An account of the battle

Typescript transcript of an eyewitness account of the Battle of Waterloo by Charles William Short, an officer in the Coldstream GuardsTypescript transcript of an eyewitness account of the Battle of WaterlooIn this transcript of a letter sent by Charles William Short, an officer in the Coldstream Guards, to his mother a few days after the battle, the vicissitudes and experiences of the soldiers and officers who fought at the battle are relayed.

Short initially describes the night before the battle, where hungry, wet and in open ground, ‘we had only one fire and you cannot conceive the state we were in’. However some solace is found when ‘soon after daylight (18th June) the Commissary sent up with the greatest difficulty some gin and we found an old cask full of wet rye leaves [loaves?] which we breakfasted upon. Everybody was in high spirits.’

After being forced back into the wood in the grounds of Château Hougoumont by a French attack, Short is uncomplimentary about the Belgian light troops he had been stationed with, who were quick to leave the battlefield to carry their wounded out, thus leaving the ‘chief of the work … for our men.’

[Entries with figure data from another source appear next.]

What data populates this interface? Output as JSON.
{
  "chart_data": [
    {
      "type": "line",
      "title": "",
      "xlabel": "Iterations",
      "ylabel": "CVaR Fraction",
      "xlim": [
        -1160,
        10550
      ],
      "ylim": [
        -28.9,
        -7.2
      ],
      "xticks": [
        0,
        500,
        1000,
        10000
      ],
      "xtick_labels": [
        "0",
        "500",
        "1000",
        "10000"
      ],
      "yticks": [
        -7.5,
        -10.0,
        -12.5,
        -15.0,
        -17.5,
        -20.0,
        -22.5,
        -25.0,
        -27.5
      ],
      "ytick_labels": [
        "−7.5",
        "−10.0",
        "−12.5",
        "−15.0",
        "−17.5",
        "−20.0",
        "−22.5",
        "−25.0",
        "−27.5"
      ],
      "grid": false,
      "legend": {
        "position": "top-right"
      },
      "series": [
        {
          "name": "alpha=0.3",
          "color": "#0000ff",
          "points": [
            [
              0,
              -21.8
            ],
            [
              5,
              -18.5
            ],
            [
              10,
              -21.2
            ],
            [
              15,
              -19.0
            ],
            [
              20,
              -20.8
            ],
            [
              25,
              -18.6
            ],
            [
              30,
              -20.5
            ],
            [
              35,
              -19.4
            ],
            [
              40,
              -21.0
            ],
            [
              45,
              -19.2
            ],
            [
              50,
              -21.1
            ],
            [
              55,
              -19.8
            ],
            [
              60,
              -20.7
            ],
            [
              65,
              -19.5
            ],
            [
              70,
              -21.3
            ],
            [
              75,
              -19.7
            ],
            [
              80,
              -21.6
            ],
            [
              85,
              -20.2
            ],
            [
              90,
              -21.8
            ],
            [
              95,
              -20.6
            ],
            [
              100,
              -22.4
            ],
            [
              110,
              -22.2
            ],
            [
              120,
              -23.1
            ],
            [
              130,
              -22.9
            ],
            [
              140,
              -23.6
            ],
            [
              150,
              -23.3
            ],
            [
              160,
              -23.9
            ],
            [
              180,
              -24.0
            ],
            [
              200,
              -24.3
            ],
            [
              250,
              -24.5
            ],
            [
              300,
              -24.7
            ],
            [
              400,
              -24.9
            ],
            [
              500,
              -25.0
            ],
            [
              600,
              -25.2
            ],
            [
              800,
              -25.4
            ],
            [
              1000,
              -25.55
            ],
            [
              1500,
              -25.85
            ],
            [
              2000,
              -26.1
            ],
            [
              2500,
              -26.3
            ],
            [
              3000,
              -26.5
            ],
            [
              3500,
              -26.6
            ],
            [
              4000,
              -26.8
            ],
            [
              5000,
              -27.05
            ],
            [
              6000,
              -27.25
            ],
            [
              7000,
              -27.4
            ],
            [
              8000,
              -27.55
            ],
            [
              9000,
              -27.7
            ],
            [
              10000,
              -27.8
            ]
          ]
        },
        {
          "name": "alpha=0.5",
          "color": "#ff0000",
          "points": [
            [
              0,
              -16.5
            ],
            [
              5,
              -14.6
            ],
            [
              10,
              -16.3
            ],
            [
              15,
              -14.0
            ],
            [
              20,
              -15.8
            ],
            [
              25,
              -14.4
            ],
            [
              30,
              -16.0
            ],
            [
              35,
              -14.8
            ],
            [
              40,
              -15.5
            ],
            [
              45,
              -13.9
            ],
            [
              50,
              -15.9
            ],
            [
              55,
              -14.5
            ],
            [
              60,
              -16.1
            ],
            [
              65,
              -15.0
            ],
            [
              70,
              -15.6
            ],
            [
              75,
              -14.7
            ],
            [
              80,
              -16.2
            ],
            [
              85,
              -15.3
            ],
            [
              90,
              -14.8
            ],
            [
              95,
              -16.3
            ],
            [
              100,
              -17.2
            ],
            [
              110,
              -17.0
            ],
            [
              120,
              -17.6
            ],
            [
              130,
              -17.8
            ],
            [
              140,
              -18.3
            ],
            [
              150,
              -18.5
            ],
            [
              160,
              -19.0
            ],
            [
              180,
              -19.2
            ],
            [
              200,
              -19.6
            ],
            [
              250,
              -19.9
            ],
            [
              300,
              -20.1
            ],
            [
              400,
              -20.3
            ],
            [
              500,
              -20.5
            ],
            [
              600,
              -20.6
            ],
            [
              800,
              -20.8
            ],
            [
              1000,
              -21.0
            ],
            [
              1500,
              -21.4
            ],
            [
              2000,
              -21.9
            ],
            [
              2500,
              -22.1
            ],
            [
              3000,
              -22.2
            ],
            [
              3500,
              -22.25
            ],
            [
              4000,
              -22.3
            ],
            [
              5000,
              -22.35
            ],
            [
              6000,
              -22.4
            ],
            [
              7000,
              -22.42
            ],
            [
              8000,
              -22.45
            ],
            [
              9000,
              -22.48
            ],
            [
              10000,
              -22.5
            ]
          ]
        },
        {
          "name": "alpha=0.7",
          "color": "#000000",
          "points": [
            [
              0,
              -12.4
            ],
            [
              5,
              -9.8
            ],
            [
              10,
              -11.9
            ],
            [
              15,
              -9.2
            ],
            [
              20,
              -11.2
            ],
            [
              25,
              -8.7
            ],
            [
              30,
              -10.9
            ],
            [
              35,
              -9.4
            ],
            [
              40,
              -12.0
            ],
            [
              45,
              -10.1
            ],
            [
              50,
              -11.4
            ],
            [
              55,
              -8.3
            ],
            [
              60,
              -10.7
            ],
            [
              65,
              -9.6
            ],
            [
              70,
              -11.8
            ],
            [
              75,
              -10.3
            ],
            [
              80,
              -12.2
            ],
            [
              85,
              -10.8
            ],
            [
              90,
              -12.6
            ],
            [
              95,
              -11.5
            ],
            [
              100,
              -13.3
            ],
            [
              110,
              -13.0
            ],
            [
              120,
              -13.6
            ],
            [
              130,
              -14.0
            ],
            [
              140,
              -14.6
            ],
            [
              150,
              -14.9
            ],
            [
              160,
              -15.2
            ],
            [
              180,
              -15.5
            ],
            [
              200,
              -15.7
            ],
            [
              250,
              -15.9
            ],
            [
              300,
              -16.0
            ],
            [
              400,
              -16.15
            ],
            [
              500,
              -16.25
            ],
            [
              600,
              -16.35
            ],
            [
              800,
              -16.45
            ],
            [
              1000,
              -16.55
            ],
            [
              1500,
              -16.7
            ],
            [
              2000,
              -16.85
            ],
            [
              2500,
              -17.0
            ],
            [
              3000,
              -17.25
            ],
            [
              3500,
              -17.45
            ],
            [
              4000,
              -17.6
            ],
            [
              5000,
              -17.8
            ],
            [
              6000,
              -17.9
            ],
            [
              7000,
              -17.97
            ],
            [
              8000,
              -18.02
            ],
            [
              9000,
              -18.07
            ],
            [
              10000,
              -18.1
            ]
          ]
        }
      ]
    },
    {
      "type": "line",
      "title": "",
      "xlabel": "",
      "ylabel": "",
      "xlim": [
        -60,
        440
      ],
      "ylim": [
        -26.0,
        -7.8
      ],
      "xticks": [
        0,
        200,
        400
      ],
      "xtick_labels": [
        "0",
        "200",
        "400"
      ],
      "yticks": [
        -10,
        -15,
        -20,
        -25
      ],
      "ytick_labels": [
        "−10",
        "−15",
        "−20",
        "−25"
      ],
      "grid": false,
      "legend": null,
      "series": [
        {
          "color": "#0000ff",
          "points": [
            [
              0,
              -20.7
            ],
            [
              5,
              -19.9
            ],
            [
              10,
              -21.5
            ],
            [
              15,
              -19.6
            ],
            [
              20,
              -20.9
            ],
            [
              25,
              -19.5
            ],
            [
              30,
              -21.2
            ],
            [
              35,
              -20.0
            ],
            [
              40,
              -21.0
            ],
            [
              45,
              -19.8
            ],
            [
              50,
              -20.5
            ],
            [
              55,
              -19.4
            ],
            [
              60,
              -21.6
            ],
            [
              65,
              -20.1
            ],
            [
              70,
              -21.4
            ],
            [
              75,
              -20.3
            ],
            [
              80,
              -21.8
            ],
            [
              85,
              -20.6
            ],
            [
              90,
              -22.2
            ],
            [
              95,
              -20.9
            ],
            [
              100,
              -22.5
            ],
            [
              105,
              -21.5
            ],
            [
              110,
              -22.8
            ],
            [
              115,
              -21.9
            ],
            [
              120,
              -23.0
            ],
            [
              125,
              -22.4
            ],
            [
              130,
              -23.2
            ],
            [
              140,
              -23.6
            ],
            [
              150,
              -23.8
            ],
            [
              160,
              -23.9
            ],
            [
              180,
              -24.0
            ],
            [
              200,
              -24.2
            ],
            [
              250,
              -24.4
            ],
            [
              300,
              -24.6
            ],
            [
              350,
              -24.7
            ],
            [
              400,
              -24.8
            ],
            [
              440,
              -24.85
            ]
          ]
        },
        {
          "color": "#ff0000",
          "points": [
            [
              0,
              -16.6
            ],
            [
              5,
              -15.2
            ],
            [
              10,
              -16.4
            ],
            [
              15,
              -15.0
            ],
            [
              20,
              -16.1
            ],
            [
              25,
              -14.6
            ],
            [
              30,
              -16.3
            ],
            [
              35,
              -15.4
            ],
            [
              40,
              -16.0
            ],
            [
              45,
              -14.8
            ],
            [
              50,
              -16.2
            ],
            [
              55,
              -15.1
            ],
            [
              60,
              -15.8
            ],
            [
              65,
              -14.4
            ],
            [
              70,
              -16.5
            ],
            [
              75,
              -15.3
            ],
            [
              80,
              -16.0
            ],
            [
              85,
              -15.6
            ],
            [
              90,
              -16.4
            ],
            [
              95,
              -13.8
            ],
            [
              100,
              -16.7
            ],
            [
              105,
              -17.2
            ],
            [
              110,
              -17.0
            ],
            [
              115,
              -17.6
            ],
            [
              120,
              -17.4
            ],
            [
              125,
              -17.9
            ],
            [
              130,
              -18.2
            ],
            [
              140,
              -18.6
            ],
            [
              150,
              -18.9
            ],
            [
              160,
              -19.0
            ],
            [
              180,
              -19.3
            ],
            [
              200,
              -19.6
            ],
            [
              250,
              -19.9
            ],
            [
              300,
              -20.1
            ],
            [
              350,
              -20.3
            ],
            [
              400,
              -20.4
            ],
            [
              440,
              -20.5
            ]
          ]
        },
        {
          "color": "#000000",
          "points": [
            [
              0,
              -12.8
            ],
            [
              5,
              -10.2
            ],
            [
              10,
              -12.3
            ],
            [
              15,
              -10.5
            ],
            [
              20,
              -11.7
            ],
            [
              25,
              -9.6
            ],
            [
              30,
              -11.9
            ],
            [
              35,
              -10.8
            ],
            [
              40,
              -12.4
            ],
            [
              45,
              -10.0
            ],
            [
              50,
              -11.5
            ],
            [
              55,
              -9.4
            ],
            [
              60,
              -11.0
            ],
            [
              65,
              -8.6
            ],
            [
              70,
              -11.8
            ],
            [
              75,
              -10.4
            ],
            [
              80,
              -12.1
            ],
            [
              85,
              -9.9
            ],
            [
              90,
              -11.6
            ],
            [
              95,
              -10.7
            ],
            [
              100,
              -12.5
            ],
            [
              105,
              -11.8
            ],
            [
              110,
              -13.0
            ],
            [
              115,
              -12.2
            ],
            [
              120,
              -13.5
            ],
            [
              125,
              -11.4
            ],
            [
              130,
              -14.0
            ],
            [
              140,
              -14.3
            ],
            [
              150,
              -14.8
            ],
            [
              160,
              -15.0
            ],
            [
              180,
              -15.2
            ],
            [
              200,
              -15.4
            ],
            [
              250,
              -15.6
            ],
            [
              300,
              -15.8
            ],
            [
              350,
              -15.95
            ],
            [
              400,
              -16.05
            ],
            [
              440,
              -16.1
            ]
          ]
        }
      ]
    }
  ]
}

He describes how his fellow officers were severely injured by cannon-balls with many losing limbs and how, when the farm house was set on fire, ‘several wounded men were roasted to death’. In the same battle, when the gates of the Château were shut on French troops who had stormed the compound, those French left inside were all killed, bar a young drummer boy.

This fierce battle which ‘kept up all day’ is remembered as one of the defining actions of the Battle of Waterloo and an annual commemoration of the Coldstream Guards’ brave action at Hougoumont is still celebrated.